Tapi musik-musik Britpop gitu emang—entah ya—ada emosi spesial. Dan band-band
yang lagunya jarang diputer di radio-radio malah lebih punya daya tariknya
sendiri.
Novel kelima
ini kental banget sama musik-musiknya Coldplay, Radiohead, The Flaming Lips,
Oasis, sampe The Beatles. Kak Morra ini anaknya hipster abis sih, haha!
Kebetulan pacarku sukanya band-band yang model begini, jadi masih familiar sama
lirik-liriknya. Nuangin kehidupan anak band kayak gini terlihat menarik, diikutin
karakter-karakter yang selalu hidup, selalu terlihat ada di kehidupan nyata.

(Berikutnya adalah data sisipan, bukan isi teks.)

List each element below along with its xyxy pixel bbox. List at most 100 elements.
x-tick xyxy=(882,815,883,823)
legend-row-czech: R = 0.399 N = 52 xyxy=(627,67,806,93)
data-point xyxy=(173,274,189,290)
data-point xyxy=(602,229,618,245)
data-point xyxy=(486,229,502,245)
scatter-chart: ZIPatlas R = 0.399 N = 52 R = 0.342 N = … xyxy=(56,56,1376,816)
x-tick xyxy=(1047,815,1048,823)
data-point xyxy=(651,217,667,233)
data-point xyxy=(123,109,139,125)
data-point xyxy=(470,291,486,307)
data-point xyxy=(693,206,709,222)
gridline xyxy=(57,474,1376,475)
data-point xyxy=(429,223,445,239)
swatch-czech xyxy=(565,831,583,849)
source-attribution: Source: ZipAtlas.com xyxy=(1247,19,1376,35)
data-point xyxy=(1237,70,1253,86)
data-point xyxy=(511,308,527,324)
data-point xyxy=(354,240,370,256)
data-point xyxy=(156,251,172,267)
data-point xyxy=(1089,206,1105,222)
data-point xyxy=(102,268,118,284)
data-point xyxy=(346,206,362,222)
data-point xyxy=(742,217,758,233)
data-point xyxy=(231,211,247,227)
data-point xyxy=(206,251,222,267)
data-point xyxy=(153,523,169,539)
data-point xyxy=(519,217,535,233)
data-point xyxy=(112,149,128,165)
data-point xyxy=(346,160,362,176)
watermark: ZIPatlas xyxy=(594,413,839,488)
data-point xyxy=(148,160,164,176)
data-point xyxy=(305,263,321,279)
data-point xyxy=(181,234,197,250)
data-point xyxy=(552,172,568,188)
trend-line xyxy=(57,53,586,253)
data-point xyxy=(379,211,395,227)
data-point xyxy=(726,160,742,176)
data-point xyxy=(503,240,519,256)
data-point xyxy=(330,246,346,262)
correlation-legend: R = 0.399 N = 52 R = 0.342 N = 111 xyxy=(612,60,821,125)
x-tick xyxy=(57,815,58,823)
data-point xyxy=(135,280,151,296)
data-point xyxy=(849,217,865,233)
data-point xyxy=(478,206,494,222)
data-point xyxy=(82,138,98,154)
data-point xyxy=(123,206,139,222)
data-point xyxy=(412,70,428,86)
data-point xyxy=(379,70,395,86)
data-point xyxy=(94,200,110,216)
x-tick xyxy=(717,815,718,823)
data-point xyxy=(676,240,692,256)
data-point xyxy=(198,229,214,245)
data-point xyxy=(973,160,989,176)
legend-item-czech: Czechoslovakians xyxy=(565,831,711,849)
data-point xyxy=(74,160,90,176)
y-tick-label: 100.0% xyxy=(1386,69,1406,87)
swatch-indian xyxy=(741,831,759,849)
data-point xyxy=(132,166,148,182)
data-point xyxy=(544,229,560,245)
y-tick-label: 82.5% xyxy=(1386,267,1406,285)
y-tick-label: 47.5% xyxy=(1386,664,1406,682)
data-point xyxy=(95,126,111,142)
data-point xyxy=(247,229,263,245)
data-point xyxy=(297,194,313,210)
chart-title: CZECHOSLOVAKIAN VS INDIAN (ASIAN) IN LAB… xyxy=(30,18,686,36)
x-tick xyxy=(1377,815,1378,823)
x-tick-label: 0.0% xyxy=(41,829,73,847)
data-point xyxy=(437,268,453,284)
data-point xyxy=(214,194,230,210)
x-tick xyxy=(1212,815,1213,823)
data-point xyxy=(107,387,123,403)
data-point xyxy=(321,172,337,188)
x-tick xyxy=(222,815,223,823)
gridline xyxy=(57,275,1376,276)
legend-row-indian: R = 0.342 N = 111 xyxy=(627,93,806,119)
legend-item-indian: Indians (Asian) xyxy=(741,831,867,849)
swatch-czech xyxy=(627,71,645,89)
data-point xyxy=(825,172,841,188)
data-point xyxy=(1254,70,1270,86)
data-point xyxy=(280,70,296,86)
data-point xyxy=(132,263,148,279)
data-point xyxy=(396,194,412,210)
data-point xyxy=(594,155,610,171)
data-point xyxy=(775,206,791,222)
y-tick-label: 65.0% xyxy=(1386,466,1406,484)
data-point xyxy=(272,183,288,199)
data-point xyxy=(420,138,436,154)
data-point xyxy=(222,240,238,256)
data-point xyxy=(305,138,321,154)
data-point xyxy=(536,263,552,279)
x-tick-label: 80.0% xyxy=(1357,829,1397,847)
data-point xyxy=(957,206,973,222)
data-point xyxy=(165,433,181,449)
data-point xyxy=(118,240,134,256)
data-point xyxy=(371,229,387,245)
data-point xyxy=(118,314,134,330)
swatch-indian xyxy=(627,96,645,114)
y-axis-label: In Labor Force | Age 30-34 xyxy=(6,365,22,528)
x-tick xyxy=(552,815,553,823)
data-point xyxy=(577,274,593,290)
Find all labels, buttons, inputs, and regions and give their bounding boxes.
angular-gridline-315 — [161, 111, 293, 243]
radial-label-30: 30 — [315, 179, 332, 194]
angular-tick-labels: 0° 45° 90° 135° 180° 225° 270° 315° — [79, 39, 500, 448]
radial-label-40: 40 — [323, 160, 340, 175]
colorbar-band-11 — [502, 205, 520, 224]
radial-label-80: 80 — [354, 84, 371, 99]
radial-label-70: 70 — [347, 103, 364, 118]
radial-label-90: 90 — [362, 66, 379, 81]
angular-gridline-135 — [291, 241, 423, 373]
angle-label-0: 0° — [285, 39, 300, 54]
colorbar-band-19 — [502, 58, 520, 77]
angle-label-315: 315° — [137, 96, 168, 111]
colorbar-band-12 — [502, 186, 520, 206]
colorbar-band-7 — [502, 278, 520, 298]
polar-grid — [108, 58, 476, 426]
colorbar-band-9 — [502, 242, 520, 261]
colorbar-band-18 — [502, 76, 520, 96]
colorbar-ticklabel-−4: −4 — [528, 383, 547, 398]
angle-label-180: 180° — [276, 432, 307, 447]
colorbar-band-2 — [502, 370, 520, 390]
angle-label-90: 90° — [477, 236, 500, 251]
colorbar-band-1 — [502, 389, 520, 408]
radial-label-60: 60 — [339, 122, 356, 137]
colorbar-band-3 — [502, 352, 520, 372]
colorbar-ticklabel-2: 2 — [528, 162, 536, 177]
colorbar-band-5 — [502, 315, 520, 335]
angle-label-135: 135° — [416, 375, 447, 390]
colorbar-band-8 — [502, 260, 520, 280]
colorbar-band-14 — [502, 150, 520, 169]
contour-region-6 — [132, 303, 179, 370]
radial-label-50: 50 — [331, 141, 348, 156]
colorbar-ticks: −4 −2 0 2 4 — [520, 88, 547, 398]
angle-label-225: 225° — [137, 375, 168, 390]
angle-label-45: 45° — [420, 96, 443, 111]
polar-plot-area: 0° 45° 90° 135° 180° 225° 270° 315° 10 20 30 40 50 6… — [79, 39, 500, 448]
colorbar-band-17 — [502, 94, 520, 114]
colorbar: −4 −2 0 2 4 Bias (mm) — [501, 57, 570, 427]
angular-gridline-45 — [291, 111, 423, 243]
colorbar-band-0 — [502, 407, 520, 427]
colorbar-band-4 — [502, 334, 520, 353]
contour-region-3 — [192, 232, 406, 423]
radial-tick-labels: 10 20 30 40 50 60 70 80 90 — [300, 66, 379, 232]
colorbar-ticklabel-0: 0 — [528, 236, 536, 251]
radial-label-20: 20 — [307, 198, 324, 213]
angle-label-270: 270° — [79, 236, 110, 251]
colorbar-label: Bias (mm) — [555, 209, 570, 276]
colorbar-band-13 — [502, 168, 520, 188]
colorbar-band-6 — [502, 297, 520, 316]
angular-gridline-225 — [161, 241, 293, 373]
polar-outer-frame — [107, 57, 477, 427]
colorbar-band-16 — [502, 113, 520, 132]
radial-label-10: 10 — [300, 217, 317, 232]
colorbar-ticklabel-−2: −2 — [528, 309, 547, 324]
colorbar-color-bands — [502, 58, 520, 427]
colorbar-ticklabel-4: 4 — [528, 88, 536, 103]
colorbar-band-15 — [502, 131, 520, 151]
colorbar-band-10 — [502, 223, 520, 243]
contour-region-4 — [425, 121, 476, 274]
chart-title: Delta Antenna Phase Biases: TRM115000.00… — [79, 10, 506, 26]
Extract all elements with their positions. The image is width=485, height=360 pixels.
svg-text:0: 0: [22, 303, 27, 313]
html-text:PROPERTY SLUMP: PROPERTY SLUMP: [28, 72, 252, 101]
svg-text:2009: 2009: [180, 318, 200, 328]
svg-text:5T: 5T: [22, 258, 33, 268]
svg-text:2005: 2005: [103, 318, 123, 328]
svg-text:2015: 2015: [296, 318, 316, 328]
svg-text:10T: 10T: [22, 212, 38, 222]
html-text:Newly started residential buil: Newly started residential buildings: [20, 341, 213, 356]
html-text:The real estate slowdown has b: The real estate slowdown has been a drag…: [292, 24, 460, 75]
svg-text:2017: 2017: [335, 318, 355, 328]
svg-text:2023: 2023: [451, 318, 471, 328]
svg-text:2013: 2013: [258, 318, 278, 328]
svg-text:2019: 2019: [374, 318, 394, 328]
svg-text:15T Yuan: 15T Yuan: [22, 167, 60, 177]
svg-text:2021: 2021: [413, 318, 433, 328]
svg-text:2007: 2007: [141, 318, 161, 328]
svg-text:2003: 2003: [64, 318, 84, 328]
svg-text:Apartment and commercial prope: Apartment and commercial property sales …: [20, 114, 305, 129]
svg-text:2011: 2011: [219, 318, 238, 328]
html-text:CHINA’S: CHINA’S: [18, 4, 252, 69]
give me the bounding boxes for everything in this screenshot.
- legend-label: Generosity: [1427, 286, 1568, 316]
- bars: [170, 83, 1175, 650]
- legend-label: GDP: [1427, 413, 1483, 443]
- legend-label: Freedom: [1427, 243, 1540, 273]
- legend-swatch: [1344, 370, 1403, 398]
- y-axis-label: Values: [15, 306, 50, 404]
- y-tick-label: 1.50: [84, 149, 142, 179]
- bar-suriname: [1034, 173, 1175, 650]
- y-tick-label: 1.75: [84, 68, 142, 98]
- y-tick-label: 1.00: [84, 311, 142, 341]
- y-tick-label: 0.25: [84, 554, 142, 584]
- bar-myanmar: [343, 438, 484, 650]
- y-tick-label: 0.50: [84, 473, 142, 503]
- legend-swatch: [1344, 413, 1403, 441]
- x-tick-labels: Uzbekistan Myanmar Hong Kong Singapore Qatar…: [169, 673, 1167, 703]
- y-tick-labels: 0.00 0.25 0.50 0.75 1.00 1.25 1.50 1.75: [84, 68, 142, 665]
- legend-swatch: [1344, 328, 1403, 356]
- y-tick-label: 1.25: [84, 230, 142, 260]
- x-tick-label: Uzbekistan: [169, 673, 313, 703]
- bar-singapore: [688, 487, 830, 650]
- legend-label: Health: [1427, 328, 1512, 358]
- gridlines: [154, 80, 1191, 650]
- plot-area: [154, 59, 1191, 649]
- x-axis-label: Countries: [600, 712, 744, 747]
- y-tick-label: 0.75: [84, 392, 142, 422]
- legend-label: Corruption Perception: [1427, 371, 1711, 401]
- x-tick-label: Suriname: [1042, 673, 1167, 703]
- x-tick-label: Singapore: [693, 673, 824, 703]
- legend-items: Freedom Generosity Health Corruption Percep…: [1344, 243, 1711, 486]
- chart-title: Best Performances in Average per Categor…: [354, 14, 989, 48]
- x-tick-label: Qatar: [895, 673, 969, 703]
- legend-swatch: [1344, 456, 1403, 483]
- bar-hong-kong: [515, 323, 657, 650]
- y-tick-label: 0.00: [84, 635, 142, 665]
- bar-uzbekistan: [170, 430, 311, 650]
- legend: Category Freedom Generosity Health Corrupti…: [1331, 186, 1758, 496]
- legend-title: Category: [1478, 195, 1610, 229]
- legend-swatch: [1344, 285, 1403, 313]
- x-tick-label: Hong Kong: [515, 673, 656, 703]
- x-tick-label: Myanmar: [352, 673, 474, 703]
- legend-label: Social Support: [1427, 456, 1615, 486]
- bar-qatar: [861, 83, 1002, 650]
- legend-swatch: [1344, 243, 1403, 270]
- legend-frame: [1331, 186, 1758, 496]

Orang-orang kayak Aidan, Edgar, Gwen, Rianna, dan lain-lainnya ini sangat
gampang ditemui di kampus-kampus, kehidupan seputaran tempat kayak Camden Cikini
dan bar-bar lainnya di Jakarta emang dunia mereka, juga kasus-kasus
keterlibatan narkotika itu.
Tapi, ini
jadi kemasan yang bagus untuk nunjukin masih banyak orang-orang yang emang cuma
mau main musik karna diri sendiri, bukan untuk popularitas atau pengakuan
followernya. Di sini, sosok Aidan awalnya kerasa nggak banget karna apa ya… sok
iye deh, nggak suka tapi tetep nunjukin perhatian, misterius banget lagi, kan
yang gini-gini nih bikin cewek-cewek ngerasa dikasih harapan tinggi. But, di
bab-bab akhir Aidan ternyata emang sosok sentral, sosok yang udah jarang banget
ditemuin di dunia ini—sosok setia kawan. Jadi cinta deh sama Aidan! Karakter
masing-masingnya kuat, cuma Aidan aja yang awal-awal kurang keliatan—apa ini
menurut aku aja kali ya—kayak… nggak ada Aidan juga nggak apa-apa gitu. Eh
ternyata… kuncinya di Aidan.
Alur yang
dibuat sederhana dengan setting tahun ajaran di kampus. Penggambaran setting
tempatnya pun lagi-lagi selalu khas gaya Kak Morra, yang terasa nyata dan bikin
aku sibuk nebak lokasi aslinya di mana. Btw, familiar banget sih ini, dari
mulai parkiran tempat Gwen ngerobohin motor-motor yang parkir sampe halte
TransJakarta. Dan kecurigaan salah satu bar-bar yang disebut di novel ini
adalah Camden Cikini, fix, juga Beer Garden Kemang. Ya nggak sih.
Kisah
persahabatan Aidan dan Edgar yang solid banget pun bikin betah bacanya,
persahabatan dua cowok (ganteng) yang nggak palsu dan penuh drama.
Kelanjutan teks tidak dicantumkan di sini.